For individuals, Claude Pro and Max subscribers in the US can connect their personal health records and results to Claude. Their integrations or ‘connectors’ include HealthEx and Function in beta, with Apple Health and Android Health Connect integrations following in beta via the Claude iOS and Android apps. Once connected, “Claude can summarize users’ medical history, explain test results in plain language, detect patterns across fitness and health metrics, and prepare questions for appointments.

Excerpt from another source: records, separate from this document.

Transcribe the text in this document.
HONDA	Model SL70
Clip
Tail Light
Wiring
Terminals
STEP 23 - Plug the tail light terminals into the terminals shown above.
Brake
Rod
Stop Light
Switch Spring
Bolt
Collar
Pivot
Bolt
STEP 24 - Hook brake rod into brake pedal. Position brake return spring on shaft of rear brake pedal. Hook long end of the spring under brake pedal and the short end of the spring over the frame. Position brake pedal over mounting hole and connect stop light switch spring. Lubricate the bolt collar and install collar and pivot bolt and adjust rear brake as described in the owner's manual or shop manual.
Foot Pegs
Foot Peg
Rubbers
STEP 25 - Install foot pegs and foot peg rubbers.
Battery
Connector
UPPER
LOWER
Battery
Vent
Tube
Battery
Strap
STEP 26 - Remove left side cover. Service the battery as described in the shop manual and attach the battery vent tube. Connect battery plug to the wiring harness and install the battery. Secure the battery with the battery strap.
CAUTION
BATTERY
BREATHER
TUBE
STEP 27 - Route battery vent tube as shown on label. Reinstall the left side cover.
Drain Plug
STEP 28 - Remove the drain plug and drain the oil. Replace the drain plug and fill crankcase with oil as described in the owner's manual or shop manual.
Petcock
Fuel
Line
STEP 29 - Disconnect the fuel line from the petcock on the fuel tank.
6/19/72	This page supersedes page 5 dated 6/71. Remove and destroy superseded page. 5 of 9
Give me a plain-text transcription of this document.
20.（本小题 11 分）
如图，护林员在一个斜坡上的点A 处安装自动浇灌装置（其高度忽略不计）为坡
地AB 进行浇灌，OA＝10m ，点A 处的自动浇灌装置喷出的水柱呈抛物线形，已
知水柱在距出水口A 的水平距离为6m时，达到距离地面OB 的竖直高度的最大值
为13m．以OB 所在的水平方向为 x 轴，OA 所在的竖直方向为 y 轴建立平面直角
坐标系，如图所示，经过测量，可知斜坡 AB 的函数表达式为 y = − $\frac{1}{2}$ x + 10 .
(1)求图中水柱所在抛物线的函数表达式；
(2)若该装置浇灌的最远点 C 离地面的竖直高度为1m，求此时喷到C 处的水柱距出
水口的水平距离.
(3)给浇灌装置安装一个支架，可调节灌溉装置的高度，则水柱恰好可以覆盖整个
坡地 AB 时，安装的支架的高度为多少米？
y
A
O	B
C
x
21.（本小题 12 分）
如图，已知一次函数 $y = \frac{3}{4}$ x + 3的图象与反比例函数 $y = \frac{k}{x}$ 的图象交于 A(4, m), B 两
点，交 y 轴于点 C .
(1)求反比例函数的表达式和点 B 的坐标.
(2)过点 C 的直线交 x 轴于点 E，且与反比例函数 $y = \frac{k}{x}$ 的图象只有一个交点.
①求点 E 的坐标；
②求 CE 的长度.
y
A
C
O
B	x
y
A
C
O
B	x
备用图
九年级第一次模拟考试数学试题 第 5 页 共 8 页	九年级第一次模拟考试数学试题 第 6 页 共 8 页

The aim is to make patients’ conversations with doctors more productive, and to help users stay well-informed about their health.” Which puts this connectivity for individuals in the here and now, a step ahead of OpenAI. Anthropic release, Healthcare page
Two 9000-lb elephants in AI have staked out their territory in healthcare. How much takeup both for clinical and personal models will happen, how long they will take to ‘debug’, and how long it will take for a paying clinical model, are interesting bets to take. Anthropic apparently won the PR war by announcing at JPM, as evidenced on CNBC‘s and Mobihealthnews’s reports,. But then there’s this breathless rave review on the Food is Health Revolution blog on how Claude, digesting 60 files collected over a decade, generated a 12-page health plan that connected the writer’s low thyroid with her cognitive problems. Bingo!